What unites us is our desire to raise dynamic kids with a strong moral compass. What defines us is our quest to discover how we are each uniquely called to serve the world.

Rooted in the Episcopal tradition, which encourages and fosters inclusion, EDS comprises a diverse population of students, families, and faculty. Clear about our own identity as an Episcopal parish day school, EDS views the contributions of children and families of other faith traditions as a source of richness and strength. Our worship, grounded in those same Episcopal traditions, invites praise, inspires prayer, encourages reflection, and sends us each out to love and serve the Lord in our own way.

In religion classrooms, through Godly Play, Bible, and World Religions curricula we thoughtfully engage our faith through student-centered learning and discovery.  Challenged by our growth in class, chapels, and community service, we are committed to reaching out wherever we discern need in the local community and the world. Outreach opportunities enable us to promote the moral and spiritual growth of our students, regardless of their faith traditions, as we endeavor to teach students to lead lives of purpose, faith, and integrity.

Finally, our faith finds its truest fulfillment in the many ways in which we show love, compassion, and empathy for one another.

Rev. Dr. Lisa Barrowclough

Chaplain and Chair of Religious Life

EDS Faculty since 2012; 13 years prior experience
B.A., The University of Western Ontario
M.Div., Queen’s College
D.Min., Virginia Theological Seminary

The following excerpt from “The Idea of an Episcopal School” captures our identity as a Christian School in the Episcopal Tradition:

What is an Episcopal school?

Episcopalians, like all Christians, believe that our life is founded on the life of Jesus, and that as a Church, we are called to offer the redeeming love of God to all people.

Episcopal schools are concrete expressions of the Church’s care for young people and their families, and of the belief that God calls us to love all of God’s children. What Episcopal schools strive for, teach, believe, emphasis and cultivate, grows out of present needs and looks forward to the demands of the future.

An Episcopal school is comprehensive and inclusive

The Episcopal Church encourages respect for the other person’s beliefs.
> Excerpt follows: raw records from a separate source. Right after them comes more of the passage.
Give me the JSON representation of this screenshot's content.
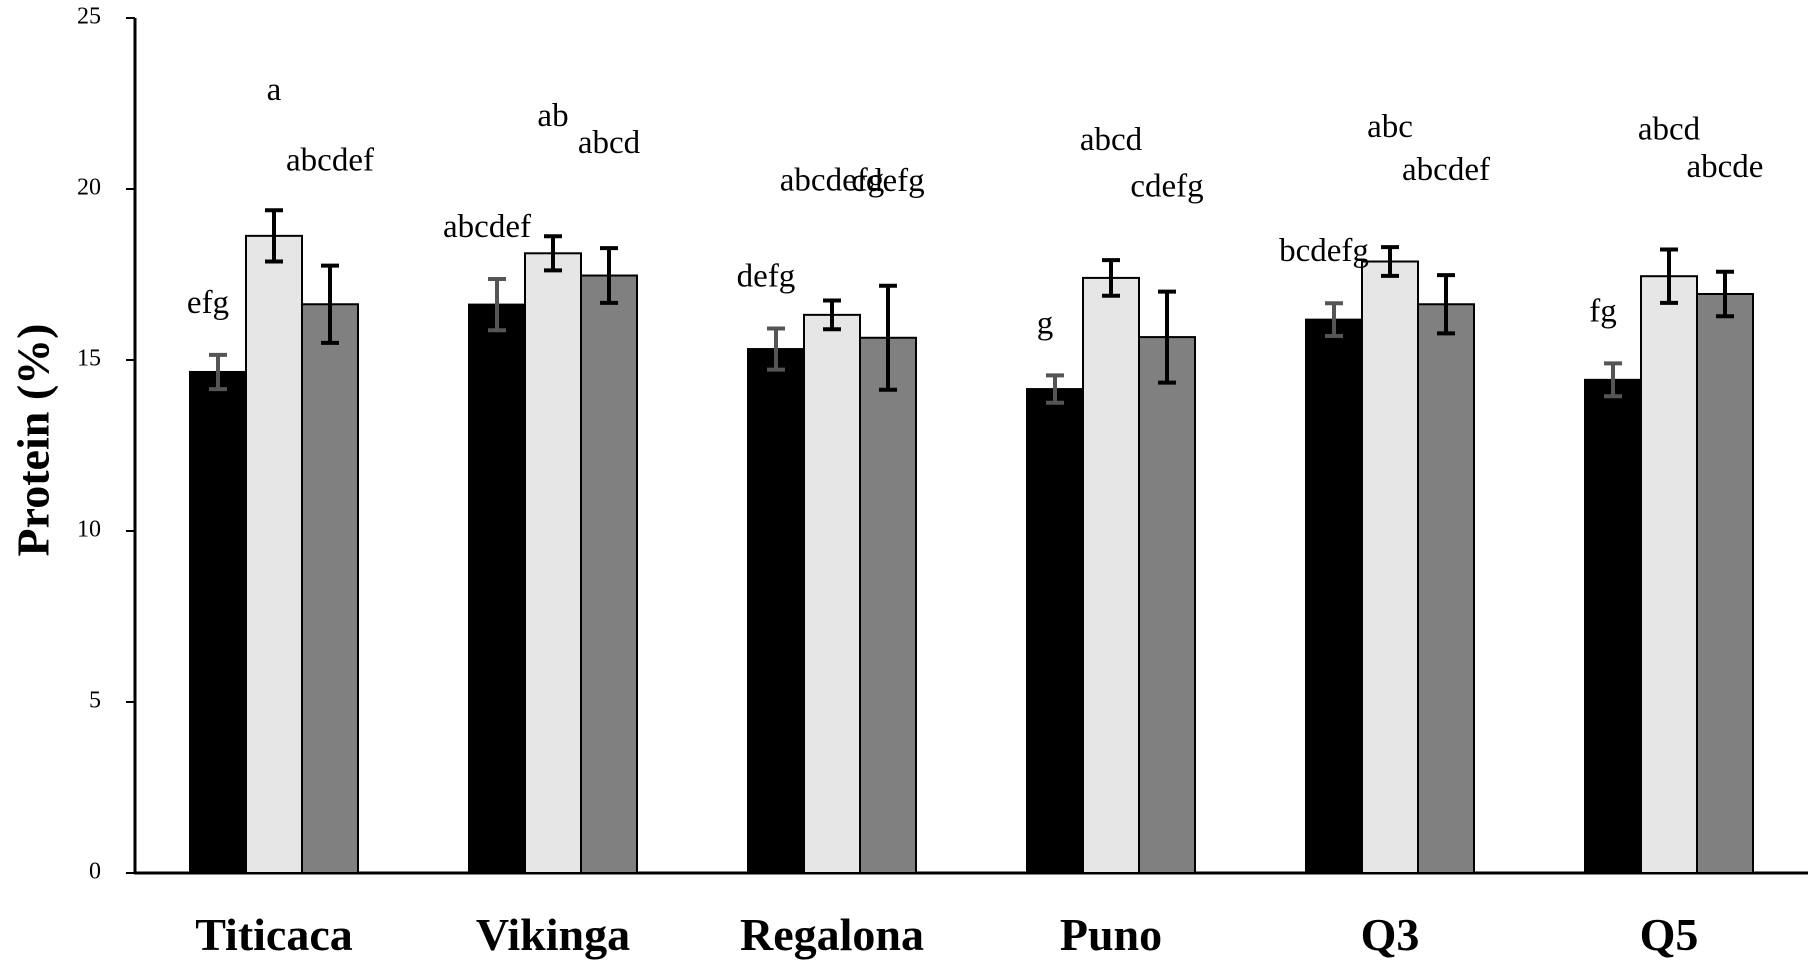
{
  "chart_data": {
    "type": "bar",
    "title": "",
    "xlabel": "",
    "ylabel": "Protein (%)",
    "ylim": [
      0,
      25
    ],
    "yticks": [
      0,
      5,
      10,
      15,
      20,
      25
    ],
    "grid": false,
    "legend": "none",
    "categories": [
      "Titicaca",
      "Vikinga",
      "Regalona",
      "Puno",
      "Q3",
      "Q5"
    ],
    "series": [
      {
        "color": "#000000",
        "error_color": "#555555",
        "values": [
          14.65,
          16.62,
          15.32,
          14.15,
          16.18,
          14.42
        ],
        "errors": [
          0.5,
          0.75,
          0.6,
          0.4,
          0.48,
          0.48
        ],
        "labels": [
          "efg",
          "abcdef",
          "defg",
          "g",
          "bcdefg",
          "fg"
        ]
      },
      {
        "color": "#e6e6e6",
        "error_color": "#000000",
        "values": [
          18.63,
          18.12,
          16.32,
          17.4,
          17.88,
          17.45
        ],
        "errors": [
          0.75,
          0.5,
          0.42,
          0.52,
          0.42,
          0.78
        ],
        "labels": [
          "a",
          "ab",
          "abcdefg",
          "abcd",
          "abc",
          "abcd"
        ]
      },
      {
        "color": "#808080",
        "error_color": "#000000",
        "values": [
          16.63,
          17.47,
          15.65,
          15.67,
          16.63,
          16.93
        ],
        "errors": [
          1.13,
          0.8,
          1.52,
          1.33,
          0.85,
          0.65
        ],
        "labels": [
          "abcdef",
          "abcd",
          "cdefg",
          "cdefg",
          "abcdef",
          "abcde"
        ]
      }
    ]
  }
}
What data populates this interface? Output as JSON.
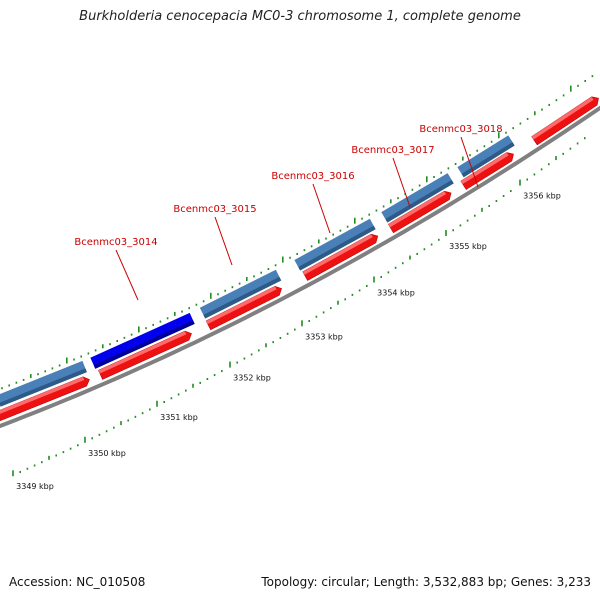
{
  "title": "Burkholderia cenocepacia MC0-3 chromosome 1, complete genome",
  "footer": {
    "accession": "Accession: NC_010508",
    "topology": "Topology: circular; Length: 3,532,883 bp; Genes: 3,233"
  },
  "colors": {
    "highlight_gene": "#0000ee",
    "forward_gene": "#4a80b8",
    "reverse_gene": "#ee1111",
    "backbone": "#808080",
    "tick": "#228b22",
    "gene_label": "#cc0000"
  },
  "gene_labels": [
    "Bcenmc03_3014",
    "Bcenmc03_3015",
    "Bcenmc03_3016",
    "Bcenmc03_3017",
    "Bcenmc03_3018"
  ],
  "kbp_labels": [
    "3349 kbp",
    "3350 kbp",
    "3351 kbp",
    "3352 kbp",
    "3353 kbp",
    "3354 kbp",
    "3355 kbp",
    "3356 kbp"
  ]
}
Therefore, an Episcopal school should not discriminate on the basis of race, creed, or national origin, and should actively seek out faculty and students of diverse backgrounds and traditions. We do so in the belief that they bring something to be valued and respected, and because we wish to be broadly inclusive of the community we serve. An Episcopal school looks for values that unite people rather than those that divide.

The unity of an Episcopal school is based on rite and tradition

In an Episcopal school there likely will be no list of rules that define who we must be as a community. Every member of the community should be able to join in celebrating the life of the community in some ritual way (formal or informal), as it embodies a sacramental principle dear to us: God makes sacred the things of this world as they are offered to God in worship.

An Episcopal school values reason as a way to true understanding

In the Episcopal tradition, learning is important not to find the right answers to be used against others, but in order to arrive at God’s truth. An Episcopal education will raise issues of meaning, identity, and ultimate truth at every opportunity in all parts of its program, but will also acknowledge the limits of human reason.

An Episcopal school has a concern for the well being of society

An Episcopal school will help children understand that they do not exist apart from society, that society’s issues are their issues, and that they are called upon to respond to the needs of others.

An Episcopal school is founded on love

Love for students, for their value as children of God, for their unique gifts, must be the foundation of all we do. We must act out of love, teach love, model love, and love one another in our community above all else. Without this love, all else is meaningless.